Sunday, March 6, 2016


A beautiful week full of unicorns!

So stoked about this - I heart unicorns! My undergrad thesis project was creating a faux natural history exhibit on unicorns, and I'm still interested in them as fictional creatures whose role in myth and history is very real.  

Evidence! from one of my favorite 15th century manuscripts, the Ortus (Hortus) Sanitatis, ca. 1485-1491.   
Monceron,”Ortus Sanitatis, woodcut,
Mainz: Jacob Meydenbach, 23 June 1491
Albert E. Lownes Collection of Significant Books in the History of Science, 
John Hay Library, Brown University,
While I drew on Durer's The Small Horse  for the unicorn's body last week, this week I wanted to focus on the head (and the horn - at last!)). In keeping with the portrayal in the Ortus Sanitatis, I was going for a less horse-y face. I decided to merge the skeletal features of a horse, with those of an okapi  (ahhh, okapis - such beautiful, gentle creatures.) Scholar Chris Lavers in his book The Natural History of Unicorns proposes okapis as a candidate species the stories of which may have inspired and/or fed into the myth of the unicorn - awesome :)!

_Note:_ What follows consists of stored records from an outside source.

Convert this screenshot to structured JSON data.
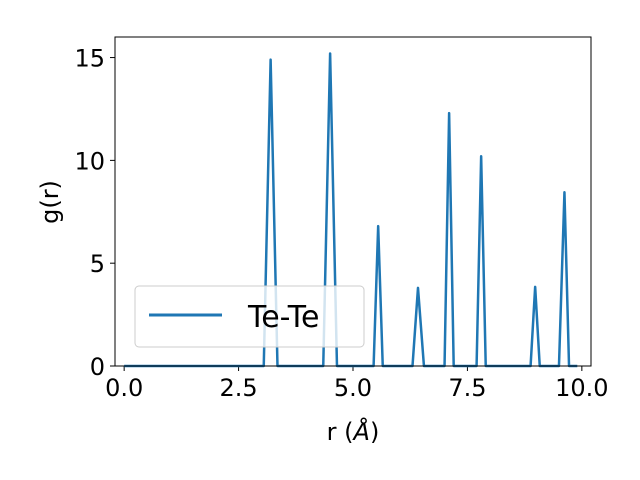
{
  "chart_data": {
    "type": "line",
    "xlabel_main": "r (",
    "xlabel_unit": "Å",
    "xlabel_close": ")",
    "ylabel": "g(r)",
    "xlim": [
      -0.2,
      10.2
    ],
    "ylim": [
      0,
      16
    ],
    "xticks": [
      0.0,
      2.5,
      5.0,
      7.5,
      10.0
    ],
    "xtick_labels": [
      "0.0",
      "2.5",
      "5.0",
      "7.5",
      "10.0"
    ],
    "yticks": [
      0,
      5,
      10,
      15
    ],
    "ytick_labels": [
      "0",
      "5",
      "10",
      "15"
    ],
    "grid": false,
    "legend_position": "lower-left",
    "series": [
      {
        "name": "Te-Te",
        "color": "#1f77b4",
        "x": [
          0.0,
          3.05,
          3.2,
          3.35,
          4.35,
          4.5,
          4.65,
          5.45,
          5.55,
          5.65,
          6.3,
          6.42,
          6.55,
          7.0,
          7.1,
          7.2,
          7.7,
          7.8,
          7.9,
          8.88,
          8.98,
          9.08,
          9.5,
          9.62,
          9.72,
          9.9
        ],
        "y": [
          0,
          0,
          14.9,
          0,
          0,
          15.2,
          0,
          0,
          6.8,
          0,
          0,
          3.8,
          0,
          0,
          12.3,
          0,
          0,
          10.2,
          0,
          0,
          3.85,
          0,
          0,
          8.45,
          0,
          0
        ]
      }
    ]
  }
}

  *Fun factoid - okapis have long black tongues. For some reason, I find this very funny - imagining my unicorn with a startling, black tongue.                                                                          
So early in the week, I focused on carving the head.
9 x 12," linocut, on gray paper with added white and gold ink
 Not gonna lie - I really like this one :)  - but...

Holding it up to the maquette of the body...
This body is too big....

This body is too small...
And yet the head is just right...

(Reluctant) conclusion? While I tried to convince myself otherwise ("Oh, but the final version will be much more unified - it will all be one media [polyester lithography plates], and it will all be on the same toned grey paper, and I'll have an additional layer of added black and white paint to help unify it," etc.)

And that's all very logical, and true, but the (art) answer is still no, just no. [sigh. ;)]

...So, I carved a new block for the body

The issue is not only the scale, (which could be manipulated without carving new blocks), but that the the character of the marks doesn't match closely enough - there's not enough detail in the body for it to read as having the same texture at the head.  I think the below comparison does a good job showing what I mean - the top image is the shoulder in the blown up version of the first block, the bottom image is the shoulder of the new version I carved this week.  The first go round, I was mostly focusing on getting the correct anatomy, the light on the musculature, and the directionality and variation in size of the marks. The second time around, I tried to hold onto all those things and add more detail including the texture of the fur (- I decided that unicorn fur is slightly shaggier than normal horse fur, more like a Shetland pony :)).

In short, I re-carved the body this week: version 2

9 x 12," linocut
The size of my relief blocks is fixed (9 x 12"), so in order to include a wider variety of marks, one solution was to divide the body up into more sections so that each part can be carved larger. This is a little trickier than just adding more blocks though because I also want to be conscientious of the way the resolution changes.  In a sense, I added another layer to the change in resolution so that it expands outward by degrees - instead of going from A (the body - blown up) to B (the head - 1:1), now I'll go from A (the body - blown up) to B (the neck and legs - blown up less) to C (the head and feet- only blown up a very little or not at all). This way, the change in resolution from the core of the body to the extremities happens more gradually, by degrees. The more gradual transition, I think, will help the whole creature read as a unified form (fingers crossed - we'll see ;)). Time for a diagram!

13" L

Then, at long last, I carved the horn, based on a narwhal tusk.

It was very satisfying collaging the horn on.

the horn and head collaged together for the first time. 
studio shot, including my small heard of horse models and the grassy carving pillow

wall view of the various unicorn parts
Lots (and lots) of carving going on this week, but a few other art activities as well.  I studied for (and passed!) my photoshop final (whoop! - thought I'd use some of my new skills to test out potential wall colors with that lovely celadon background in the unicorn photo :))  In addition, I applied for a workshop to study the care and digitization of Medieval manuscripts - fingers crossed there will be some real life handling of 15th century manuscripts in my future!(:o !)

 And last, but not least, outside time! Spring is just around the corner.